In 1862, French Emperor Napoleon III maneuvered to establish a French client state in Mexico, and eventually installed Maximilian of Habsburg, Archduke of Austria, as Emperor of Mexico. Stiff Mexican resistance caused Napoleon III to order French withdrawal in 1867, a decision strongly encouraged by the United States as it recovered from its Civil War weakness in foreign affairs.
Earlier, during the Civil War, U.S. Secretary of State William Henry Seward followed a more cautious policy that attempted to keep relations with France harmonious and prevent French willingness to assist the Confederacy. Consequently, Maximilian’s government rebuffed Confederate diplomatic overtures.

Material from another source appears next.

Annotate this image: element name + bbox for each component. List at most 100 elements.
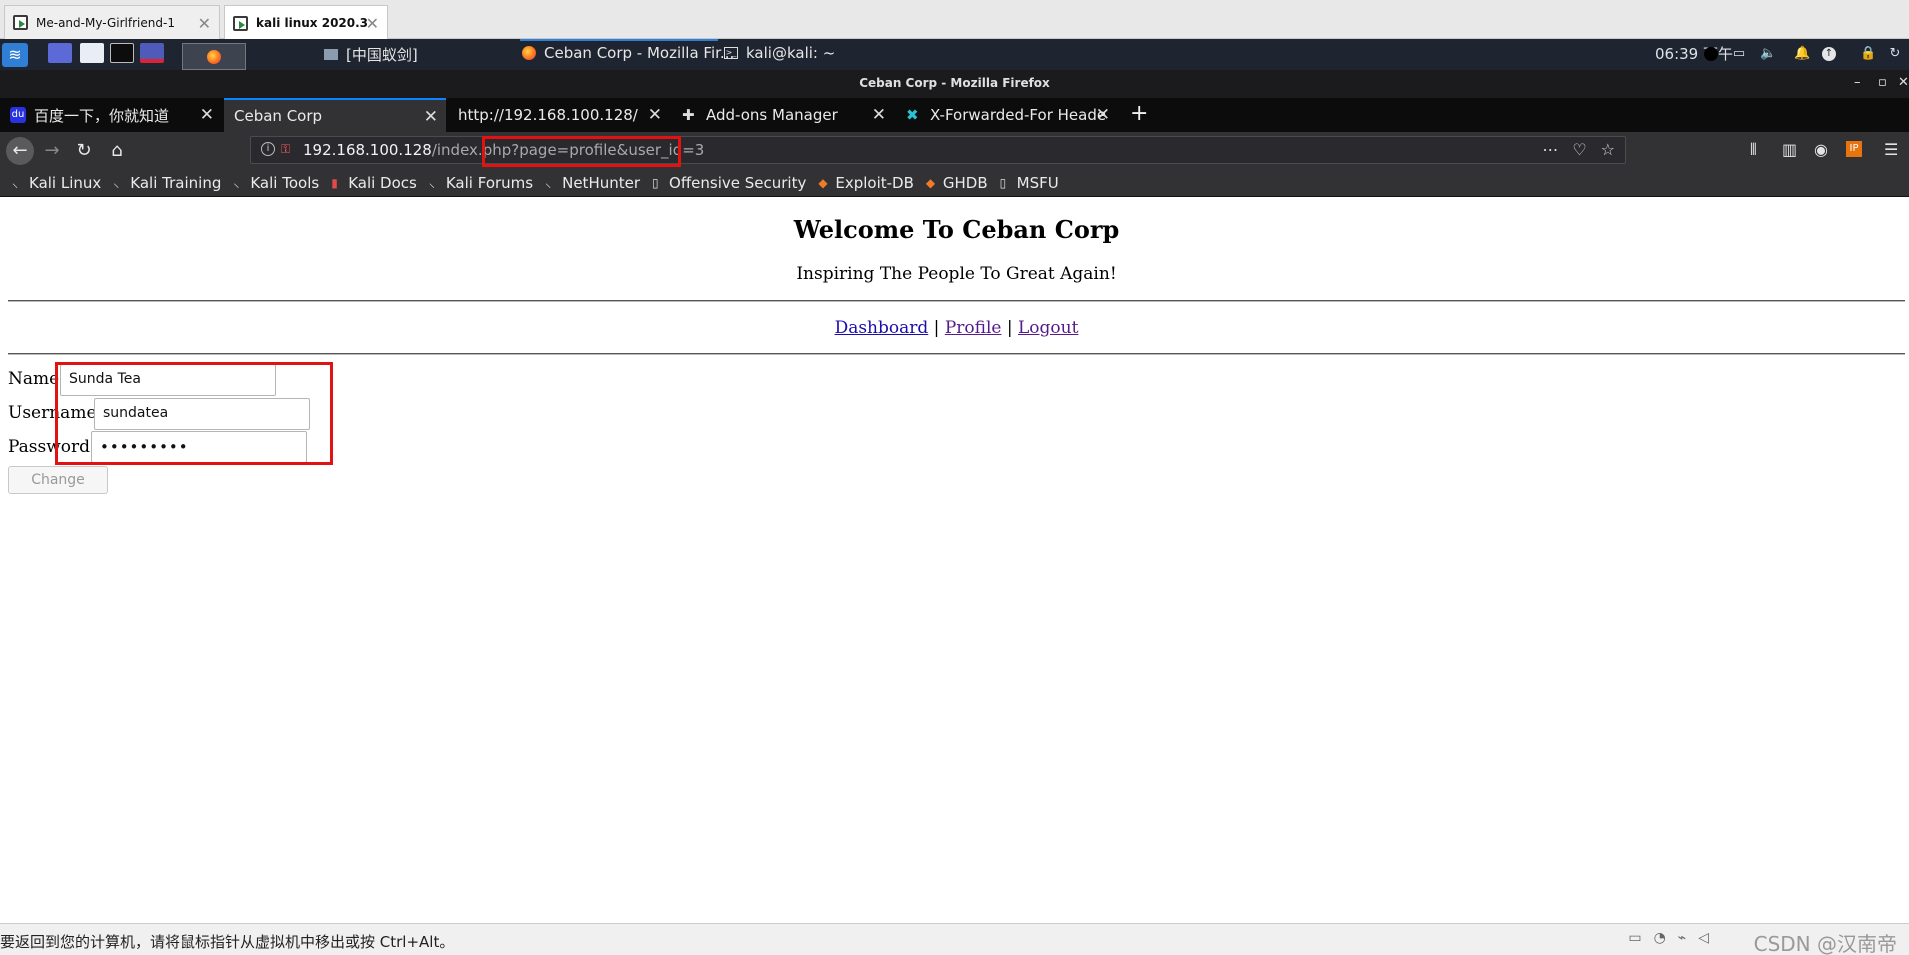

Civil War in 1857 destabilized Mexico
In 1857, Mexico became embroiled in a civil war that pitted the forces of Liberal reformist Benito Juárez against Conservatives led by Félix Zuloaga. Conservatives exerted control from Mexico City, and the Liberals from Veracruz. The United States recognized the Juárez government in 1859, and in January of 1861, Liberal forces captured Mexico City, greatly strengthening Juárez’s position and legitimacy. However, continued instability had coincided with growing foreign debt that was increasingly difficult for the Mexican government to pay. Secretary of State Seward offered a plan that would provide mining concessions in exchange for American loans.